Again, when it's clear that you are the market you have to stop buying and begin tackling the hard stuff. By not restructuring banks, by not getting bad loans off bank balance sheets, by not standing up to the massive increases in government debt crowding out private capital, the Fed and Treasury are holding back real economic growth.
Mr. Kessler, a former hedge-fund manager, is the author of "How We Got Here" (Collins, 2005).
New closing recovery highs: COMPQ, Nasdaq 100, S&P 500. Roubini turns sanguine, IBM beats and Google meets. Monthly expiration tomorrow. If Google breaks $450 we'll get another leg up but GOOG is very weak in the aftermarket.

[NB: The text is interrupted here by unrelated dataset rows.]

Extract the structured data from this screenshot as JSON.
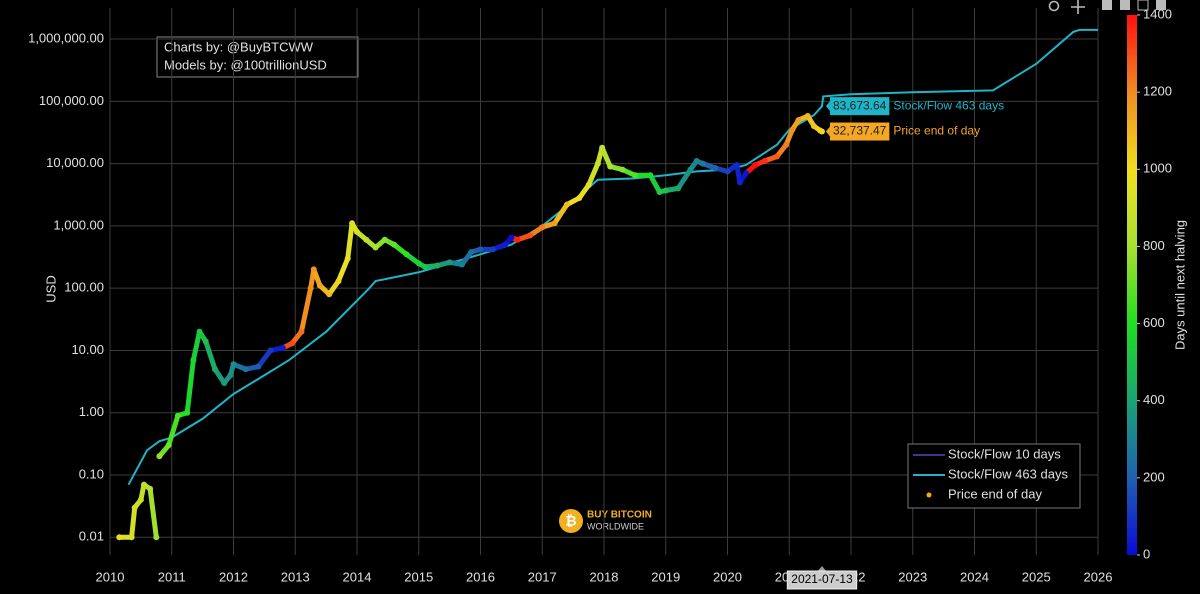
{
  "chart_data": {
    "type": "scatter",
    "y_label": "USD",
    "log_y": true,
    "grid": true,
    "xlim": [
      2010,
      2026
    ],
    "xticks": [
      2010,
      2011,
      2012,
      2013,
      2014,
      2015,
      2016,
      2017,
      2018,
      2019,
      2020,
      2021,
      2022,
      2023,
      2024,
      2025,
      2026
    ],
    "ylim": [
      0.0052,
      3150000
    ],
    "yticks": [
      {
        "value": 0.01,
        "label": "0.01"
      },
      {
        "value": 0.1,
        "label": "0.10"
      },
      {
        "value": 1,
        "label": "1.00"
      },
      {
        "value": 10,
        "label": "10.00"
      },
      {
        "value": 100,
        "label": "100.00"
      },
      {
        "value": 1000,
        "label": "1,000.00"
      },
      {
        "value": 10000,
        "label": "10,000.00"
      },
      {
        "value": 100000,
        "label": "100,000.00"
      },
      {
        "value": 1000000,
        "label": "1,000,000.00"
      }
    ],
    "annotations": [
      "Charts by: @BuyBTCWW",
      "Models by: @100trillionUSD"
    ],
    "logo": [
      "BUY BITCOIN",
      "WORLDWIDE"
    ],
    "legend_position": "bottom-right",
    "colorbar": {
      "title": "Days until next halving",
      "lim": [
        0,
        1400
      ],
      "ticks": [
        0,
        200,
        400,
        600,
        800,
        1000,
        1200,
        1400
      ],
      "colorscale": [
        [
          0,
          "#0a0ad8"
        ],
        [
          0.14,
          "#1f5fb0"
        ],
        [
          0.28,
          "#1aa078"
        ],
        [
          0.43,
          "#20e020"
        ],
        [
          0.57,
          "#a8e030"
        ],
        [
          0.71,
          "#f0e020"
        ],
        [
          0.86,
          "#f08a20"
        ],
        [
          1,
          "#ff1010"
        ]
      ]
    },
    "series": [
      {
        "name": "Stock/Flow 10 days",
        "color": "#3a3a8c",
        "mode": "lines",
        "x": [],
        "values": []
      },
      {
        "name": "Stock/Flow 463 days",
        "color": "#1fb5c8",
        "mode": "lines",
        "x": [
          2010.3,
          2010.6,
          2010.8,
          2011.0,
          2011.5,
          2012.0,
          2012.5,
          2012.9,
          2013.5,
          2014.2,
          2014.3,
          2015.0,
          2015.5,
          2016.0,
          2016.5,
          2017.0,
          2017.5,
          2017.9,
          2018.5,
          2019.0,
          2019.5,
          2020.0,
          2020.3,
          2020.8,
          2021.0,
          2021.4,
          2021.53,
          2021.55,
          2022.0,
          2023.0,
          2024.3,
          2025.0,
          2025.6,
          2025.7,
          2026.0
        ],
        "values": [
          0.07,
          0.25,
          0.35,
          0.4,
          0.8,
          2,
          4,
          7,
          20,
          100,
          130,
          180,
          250,
          350,
          500,
          1000,
          2500,
          5500,
          5800,
          6500,
          7500,
          8000,
          9500,
          20000,
          35000,
          60000,
          83673.64,
          120000,
          130000,
          140000,
          150000,
          400000,
          1300000,
          1400000,
          1400000
        ]
      },
      {
        "name": "Price end of day",
        "color": "#f5a623",
        "mode": "markers",
        "x": [
          2010.15,
          2010.35,
          2010.4,
          2010.5,
          2010.55,
          2010.65,
          2010.75,
          2010.8,
          2010.95,
          2011.1,
          2011.25,
          2011.35,
          2011.45,
          2011.55,
          2011.7,
          2011.85,
          2011.95,
          2012.0,
          2012.2,
          2012.4,
          2012.6,
          2012.8,
          2012.95,
          2013.1,
          2013.25,
          2013.3,
          2013.4,
          2013.55,
          2013.7,
          2013.85,
          2013.92,
          2014.0,
          2014.15,
          2014.3,
          2014.45,
          2014.6,
          2014.8,
          2015.0,
          2015.1,
          2015.3,
          2015.5,
          2015.7,
          2015.85,
          2016.0,
          2016.2,
          2016.4,
          2016.5,
          2016.6,
          2016.8,
          2017.0,
          2017.2,
          2017.4,
          2017.6,
          2017.75,
          2017.9,
          2017.97,
          2018.1,
          2018.3,
          2018.5,
          2018.75,
          2018.9,
          2019.0,
          2019.2,
          2019.4,
          2019.5,
          2019.6,
          2019.8,
          2020.0,
          2020.15,
          2020.2,
          2020.3,
          2020.45,
          2020.6,
          2020.8,
          2020.95,
          2021.05,
          2021.15,
          2021.3,
          2021.4,
          2021.5,
          2021.53
        ],
        "values": [
          0.01,
          0.01,
          0.03,
          0.04,
          0.07,
          0.06,
          0.01,
          0.2,
          0.3,
          0.9,
          1.0,
          7,
          20,
          14,
          5,
          3,
          4,
          6,
          5,
          5.5,
          10,
          11,
          13,
          20,
          100,
          200,
          110,
          80,
          130,
          300,
          1100,
          800,
          600,
          450,
          600,
          500,
          350,
          250,
          220,
          230,
          260,
          240,
          380,
          420,
          420,
          500,
          650,
          600,
          700,
          950,
          1100,
          2200,
          2800,
          4500,
          10000,
          18000,
          9000,
          8000,
          6500,
          6500,
          3500,
          3700,
          4000,
          8000,
          11000,
          10000,
          8500,
          7500,
          9500,
          5000,
          7000,
          9500,
          11000,
          13000,
          20000,
          35000,
          50000,
          58000,
          40000,
          34000,
          32737.47
        ],
        "days": [
          1007,
          934,
          916,
          880,
          861,
          825,
          788,
          770,
          715,
          661,
          606,
          569,
          533,
          496,
          442,
          387,
          350,
          332,
          259,
          186,
          113,
          40,
          1303,
          1248,
          1194,
          1175,
          1139,
          1084,
          1029,
          975,
          949,
          920,
          865,
          810,
          756,
          701,
          628,
          555,
          518,
          445,
          372,
          299,
          245,
          190,
          117,
          44,
          7,
          1372,
          1299,
          1226,
          1153,
          1080,
          1007,
          953,
          898,
          872,
          825,
          752,
          679,
          588,
          533,
          496,
          423,
          350,
          314,
          277,
          204,
          131,
          77,
          58,
          22,
          1400,
          1351,
          1278,
          1223,
          1186,
          1150,
          1095,
          1059,
          1022,
          1011
        ]
      }
    ],
    "hover": {
      "x_label": "2021-07-13",
      "x": 2021.53,
      "items": [
        {
          "series": 1,
          "value": 83673.64,
          "value_label": "83,673.64"
        },
        {
          "series": 2,
          "value": 32737.47,
          "value_label": "32,737.47"
        }
      ]
    }
  }
}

Nice call on the technicals, 4matic.
Maybe the fundamentals are bad. Obviously, good results from Intel are interpreted as indicative of improving economic health far beyond Intel. Whether that's correct or not is certainly debatable, but dismissing that point of view simply by observing that unemployment is high seems empty to me, and a facade of insight, rather than the actual thing. Doesn't unemployment follow bad economic fundamentals, rather than lead them? Things go bad, then people get laid off, not vice versa. Similarly, things get better and people are hired, not vice versa.

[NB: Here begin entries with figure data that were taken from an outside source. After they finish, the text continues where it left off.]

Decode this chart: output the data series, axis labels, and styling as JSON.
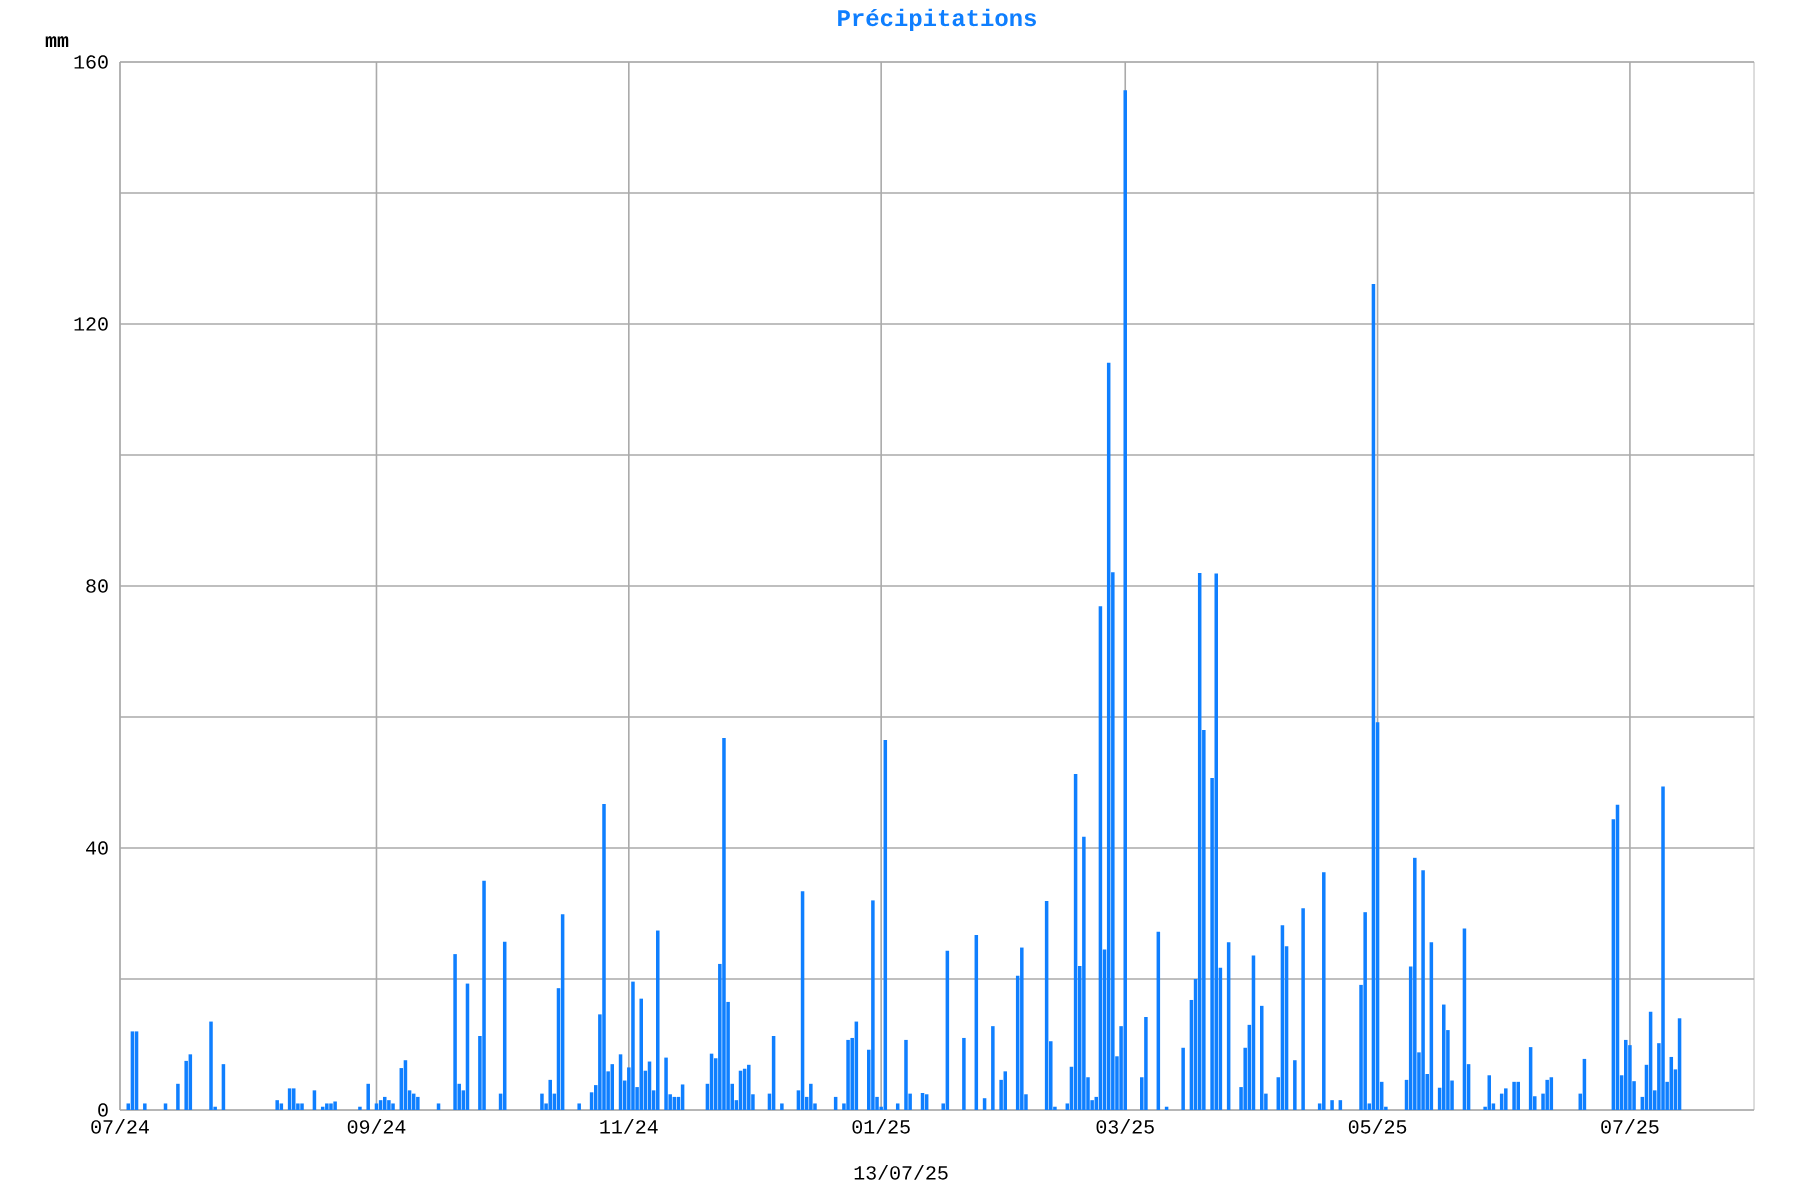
{
  "chart_data": {
    "type": "bar",
    "title": "Précipitations",
    "ylabel": "mm",
    "color": "#0f7fff",
    "grid": true,
    "annotations": [
      "13/07/25"
    ],
    "xlim": [
      "2024-07-01",
      "2025-07-31"
    ],
    "ylim": [
      0,
      160
    ],
    "xticks": [
      {
        "value": "2024-07-01",
        "label": "07/24"
      },
      {
        "value": "2024-09-01",
        "label": "09/24"
      },
      {
        "value": "2024-11-01",
        "label": "11/24"
      },
      {
        "value": "2025-01-01",
        "label": "01/25"
      },
      {
        "value": "2025-03-01",
        "label": "03/25"
      },
      {
        "value": "2025-05-01",
        "label": "05/25"
      },
      {
        "value": "2025-07-01",
        "label": "07/25"
      }
    ],
    "yticks": [
      0,
      {
        "value": 20,
        "label": null
      },
      40,
      {
        "value": 60,
        "label": null
      },
      80,
      {
        "value": 100,
        "label": null
      },
      120,
      {
        "value": 140,
        "label": null
      },
      160
    ],
    "x": [
      "2024-07-03",
      "2024-07-04",
      "2024-07-05",
      "2024-07-07",
      "2024-07-12",
      "2024-07-15",
      "2024-07-17",
      "2024-07-18",
      "2024-07-23",
      "2024-07-24",
      "2024-07-26",
      "2024-08-08",
      "2024-08-09",
      "2024-08-11",
      "2024-08-12",
      "2024-08-13",
      "2024-08-14",
      "2024-08-17",
      "2024-08-19",
      "2024-08-20",
      "2024-08-21",
      "2024-08-22",
      "2024-08-28",
      "2024-08-30",
      "2024-09-01",
      "2024-09-02",
      "2024-09-03",
      "2024-09-04",
      "2024-09-05",
      "2024-09-07",
      "2024-09-08",
      "2024-09-09",
      "2024-09-10",
      "2024-09-11",
      "2024-09-16",
      "2024-09-20",
      "2024-09-21",
      "2024-09-22",
      "2024-09-23",
      "2024-09-26",
      "2024-09-27",
      "2024-10-01",
      "2024-10-02",
      "2024-10-11",
      "2024-10-12",
      "2024-10-13",
      "2024-10-14",
      "2024-10-15",
      "2024-10-16",
      "2024-10-20",
      "2024-10-23",
      "2024-10-24",
      "2024-10-25",
      "2024-10-26",
      "2024-10-27",
      "2024-10-28",
      "2024-10-30",
      "2024-10-31",
      "2024-11-01",
      "2024-11-02",
      "2024-11-03",
      "2024-11-04",
      "2024-11-05",
      "2024-11-06",
      "2024-11-07",
      "2024-11-08",
      "2024-11-10",
      "2024-11-11",
      "2024-11-12",
      "2024-11-13",
      "2024-11-14",
      "2024-11-20",
      "2024-11-21",
      "2024-11-22",
      "2024-11-23",
      "2024-11-24",
      "2024-11-25",
      "2024-11-26",
      "2024-11-27",
      "2024-11-28",
      "2024-11-29",
      "2024-11-30",
      "2024-12-01",
      "2024-12-05",
      "2024-12-06",
      "2024-12-08",
      "2024-12-12",
      "2024-12-13",
      "2024-12-14",
      "2024-12-15",
      "2024-12-16",
      "2024-12-21",
      "2024-12-23",
      "2024-12-24",
      "2024-12-25",
      "2024-12-26",
      "2024-12-29",
      "2024-12-30",
      "2024-12-31",
      "2025-01-01",
      "2025-01-02",
      "2025-01-05",
      "2025-01-07",
      "2025-01-08",
      "2025-01-11",
      "2025-01-12",
      "2025-01-16",
      "2025-01-17",
      "2025-01-21",
      "2025-01-24",
      "2025-01-26",
      "2025-01-28",
      "2025-01-30",
      "2025-01-31",
      "2025-02-03",
      "2025-02-04",
      "2025-02-05",
      "2025-02-10",
      "2025-02-11",
      "2025-02-12",
      "2025-02-15",
      "2025-02-16",
      "2025-02-17",
      "2025-02-18",
      "2025-02-19",
      "2025-02-20",
      "2025-02-21",
      "2025-02-22",
      "2025-02-23",
      "2025-02-24",
      "2025-02-25",
      "2025-02-26",
      "2025-02-27",
      "2025-02-28",
      "2025-03-01",
      "2025-03-05",
      "2025-03-06",
      "2025-03-09",
      "2025-03-11",
      "2025-03-15",
      "2025-03-17",
      "2025-03-18",
      "2025-03-19",
      "2025-03-20",
      "2025-03-22",
      "2025-03-23",
      "2025-03-24",
      "2025-03-26",
      "2025-03-29",
      "2025-03-30",
      "2025-03-31",
      "2025-04-01",
      "2025-04-03",
      "2025-04-04",
      "2025-04-07",
      "2025-04-08",
      "2025-04-09",
      "2025-04-11",
      "2025-04-13",
      "2025-04-17",
      "2025-04-18",
      "2025-04-20",
      "2025-04-22",
      "2025-04-27",
      "2025-04-28",
      "2025-04-29",
      "2025-04-30",
      "2025-05-01",
      "2025-05-02",
      "2025-05-03",
      "2025-05-08",
      "2025-05-09",
      "2025-05-10",
      "2025-05-11",
      "2025-05-12",
      "2025-05-13",
      "2025-05-14",
      "2025-05-16",
      "2025-05-17",
      "2025-05-18",
      "2025-05-19",
      "2025-05-22",
      "2025-05-23",
      "2025-05-27",
      "2025-05-28",
      "2025-05-29",
      "2025-05-31",
      "2025-06-01",
      "2025-06-03",
      "2025-06-04",
      "2025-06-07",
      "2025-06-08",
      "2025-06-10",
      "2025-06-11",
      "2025-06-12",
      "2025-06-19",
      "2025-06-20",
      "2025-06-27",
      "2025-06-28",
      "2025-06-29",
      "2025-06-30",
      "2025-07-01",
      "2025-07-02",
      "2025-07-04",
      "2025-07-05",
      "2025-07-06",
      "2025-07-07",
      "2025-07-08",
      "2025-07-09",
      "2025-07-10",
      "2025-07-11",
      "2025-07-12",
      "2025-07-13"
    ],
    "values": [
      1,
      12,
      12,
      1,
      1,
      4,
      7.5,
      8.5,
      13.5,
      0.5,
      7,
      1.5,
      1,
      3.3,
      3.3,
      1,
      1,
      3,
      0.5,
      1,
      1,
      1.3,
      0.5,
      4,
      1,
      1.5,
      2,
      1.5,
      1,
      6.4,
      7.6,
      3,
      2.5,
      2,
      1,
      23.8,
      4,
      3,
      19.3,
      11.3,
      35,
      2.5,
      25.7,
      2.5,
      1,
      4.6,
      2.5,
      18.6,
      29.9,
      1,
      2.7,
      3.8,
      14.6,
      46.7,
      5.9,
      7,
      8.5,
      4.5,
      6.5,
      19.6,
      3.5,
      17,
      6,
      7.4,
      3,
      27.4,
      8,
      2.4,
      2,
      2,
      3.9,
      4,
      8.6,
      7.9,
      22.3,
      56.8,
      16.5,
      4,
      1.5,
      6,
      6.3,
      6.9,
      2.4,
      2.5,
      11.3,
      1,
      3,
      33.4,
      2,
      4,
      1,
      2,
      1,
      10.7,
      11,
      13.5,
      9.2,
      32,
      2,
      0.5,
      56.5,
      1,
      10.7,
      2.5,
      2.6,
      2.4,
      1,
      24.3,
      11,
      26.7,
      1.8,
      12.8,
      4.6,
      5.9,
      20.5,
      24.8,
      2.4,
      31.9,
      10.5,
      0.5,
      1,
      6.6,
      51.3,
      22,
      41.7,
      5,
      1.5,
      2,
      76.9,
      24.5,
      114.1,
      82.1,
      8.2,
      12.8,
      155.7,
      5,
      14.2,
      27.2,
      0.5,
      9.5,
      16.8,
      20,
      82,
      58,
      50.7,
      81.9,
      21.7,
      25.6,
      3.5,
      9.5,
      13,
      23.6,
      15.9,
      2.5,
      5,
      28.2,
      25,
      7.6,
      30.8,
      1,
      36.3,
      1.5,
      1.5,
      19.1,
      30.2,
      1,
      126.1,
      59.2,
      4.3,
      0.5,
      4.6,
      21.9,
      38.5,
      8.8,
      36.6,
      5.5,
      25.6,
      3.4,
      16.1,
      12.2,
      4.5,
      27.7,
      7,
      0.5,
      5.3,
      1,
      2.5,
      3.3,
      4.3,
      4.3,
      9.6,
      2.1,
      2.5,
      4.6,
      5,
      2.5,
      7.8,
      44.4,
      46.6,
      5.3,
      10.7,
      9.9,
      4.4,
      2,
      6.9,
      15,
      3,
      10.2,
      49.4,
      4.3,
      8.1,
      6.2,
      14
    ]
  }
}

And if we're concerned with investors, I expect you probably already know this, but reductions in unemployment historically lag improvement in equity prices. According to my understanding of historical norms, improvement in corporate results is a leading indicator of a stock market upturn, while improvement in employment numbers is a lagging one.

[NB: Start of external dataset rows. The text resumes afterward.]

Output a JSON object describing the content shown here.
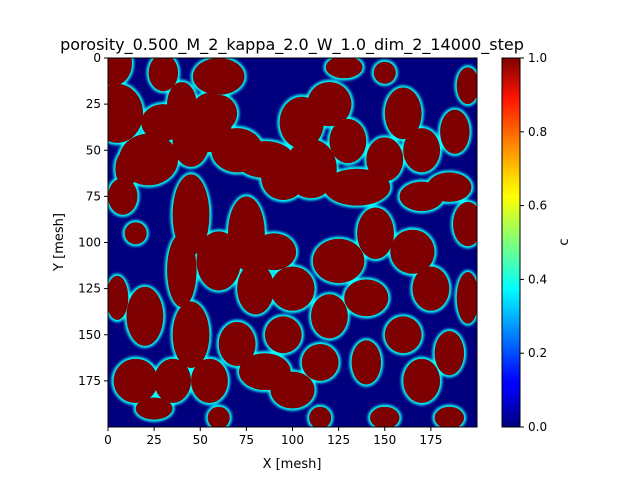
{
  "chart_data": {
    "type": "heatmap",
    "title": "porosity_0.500_M_2_kappa_2.0_W_1.0_dim_2_14000_step",
    "xlabel": "X [mesh]",
    "ylabel": "Y [mesh]",
    "xlim": [
      0,
      200
    ],
    "ylim": [
      200,
      0
    ],
    "xticks": [
      0,
      25,
      50,
      75,
      100,
      125,
      150,
      175
    ],
    "yticks": [
      0,
      25,
      50,
      75,
      100,
      125,
      150,
      175
    ],
    "colorbar": {
      "label": "c",
      "range": [
        0.0,
        1.0
      ],
      "ticks": [
        "0.0",
        "0.2",
        "0.4",
        "0.6",
        "0.8",
        "1.0"
      ],
      "colormap": "jet"
    },
    "field_description_values": {
      "phase_low": 0.0,
      "phase_high": 1.0,
      "porosity": 0.5
    },
    "grid": false
  },
  "colors": {
    "phase_high": "#7f0000",
    "phase_low": "#00007f",
    "interface": "#00ffff"
  }
}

Well, you're painting a big picture with one brush there. I'm not privy to the conference call from Intel, but one quarter up results could be almost anything, including some slick accounting. My guess is that they have their production dialed well, and shut it down nicely, while getting some orders from some other direction (servers?) to fill the void. But, wtf do I know. Well, I know that we're descending back down to at least 1997 or so.
No, I'm not. At all. Though I did identify some general relationships that historically have commonly occurred.
I didn't argue that Intel's improved quarterly results (and I don't know the details either, just the cursory stuff I saw in the headlines and maybe a news story or two) mean the overall economy is improving. I have no idea what the significance of their results is. In fact, that's just my point about almost all of the economic (or financial market, for that matter) analysis that you see here or in the news: people consider one or two or several parameters and extrapolate meaning to the overall economy based on that. A system like the U.S. or world economy is a big, complicated machine with a lot of moving parts that interact with each other in lots of different ways, known and unknown. Analyzing cause and effect in a system like that is difficult and imprecise, at best, even for those with a lot of relevant knowledge and understanding. I don't think most "analysis" here or in the media even comes close to being meaningful.